Dr. Lakshmanan Krishnamurti, pediatrics professor and chief of pediatric hematology, oncology, and bone marrow transplant at Yale School of Medicine, agreed that the therapy has “promise” for thalassemia patients, noting that it could improve their quality of life.

But he also said the treatment is not without hindrances, including cost, undergoing chemotherapy and potential unknown long-term impacts.

“So it's certainly an option that … should be offered,” said Krishnamurti, who was not at the news conference. “People should be educated about it.”

The Cohen Children's Medical Center said they are actively treating patients with the therapy. The Mount Sinai Health System said it is working toward making these gene therapy treatments available for thalassemia.

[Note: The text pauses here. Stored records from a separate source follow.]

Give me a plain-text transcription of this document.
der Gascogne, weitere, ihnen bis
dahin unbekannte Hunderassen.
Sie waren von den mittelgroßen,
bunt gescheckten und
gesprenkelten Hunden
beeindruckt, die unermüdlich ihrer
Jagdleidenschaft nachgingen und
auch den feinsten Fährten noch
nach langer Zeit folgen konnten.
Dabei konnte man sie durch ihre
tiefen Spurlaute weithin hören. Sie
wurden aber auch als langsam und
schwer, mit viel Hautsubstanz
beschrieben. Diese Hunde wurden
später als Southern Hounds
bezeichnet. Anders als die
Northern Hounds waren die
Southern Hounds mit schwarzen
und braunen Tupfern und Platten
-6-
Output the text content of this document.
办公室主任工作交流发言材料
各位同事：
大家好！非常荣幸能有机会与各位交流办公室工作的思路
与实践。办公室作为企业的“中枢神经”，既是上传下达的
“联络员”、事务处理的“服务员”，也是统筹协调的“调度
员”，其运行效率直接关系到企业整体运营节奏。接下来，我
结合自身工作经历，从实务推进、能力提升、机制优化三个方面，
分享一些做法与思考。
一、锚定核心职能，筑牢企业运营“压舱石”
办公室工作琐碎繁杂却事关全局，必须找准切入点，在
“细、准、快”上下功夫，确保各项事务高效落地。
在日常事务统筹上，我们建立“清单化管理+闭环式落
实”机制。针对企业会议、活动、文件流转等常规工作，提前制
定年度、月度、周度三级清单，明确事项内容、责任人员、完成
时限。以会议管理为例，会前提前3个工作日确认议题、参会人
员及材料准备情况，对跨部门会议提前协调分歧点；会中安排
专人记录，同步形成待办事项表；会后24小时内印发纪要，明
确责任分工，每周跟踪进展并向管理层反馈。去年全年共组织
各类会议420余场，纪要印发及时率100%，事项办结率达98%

The inherited disorder is caused by the body producing insufficient amounts of hemoglobin, which impacts how red blood cells function, the Centers for Disease Control and Prevention said. It can lead to severe anemia, which can be deadly, the CDC said.

Many children in the United States are diagnosed in infancy because of genetic testing done on babies, physicians said. But outside of the United States, some children are only diagnosed when they develop severe anemia.

Even before Yusef was born, his mother, Yusara Ahmed, 35, was familiar with thalassemia.

Her sister was diagnosed with the condition and had received a bone marrow transplant after her brother was found to be a match.

Yusef's twin sister was not a match, so the boy started blood transfusions every few weeks. But transfusions have their own issues, including an iron overload that damages the body’s organs. Patients take medication to take some of the iron out of the body.

Then there is the practical side of bringing an infant, toddler and then school-age child frequently to a hospital to get blood transfusions.

That was the situation with Yusef until doctors told the family about Zynteglo — and the family decided to take a chance on the treatment. The Zynteglo gene therapy treatment involves several steps that include taking the patient’s stem cells and sending them to a manufacturing site to make the Zynteglo, Northwell Health said.

Yusef also had to take chemotherapy to wipe out his bone marrow cells to make room for the new Zynteglo cells.

After that, he was given the treatment and waited for new blood cells to grow, which took about four to five weeks, during which he was hospitalized.

Ahmed said there were times she could see the emotional toll the process had on her son, particularly when he missed his sister. 

Today, Yusef is back to his old self. He’s still shy, his mother said, but playful.

“[I’m] just very relieved and happy that we’re back to ... a more normal setting” and a normal life, Ahmed said.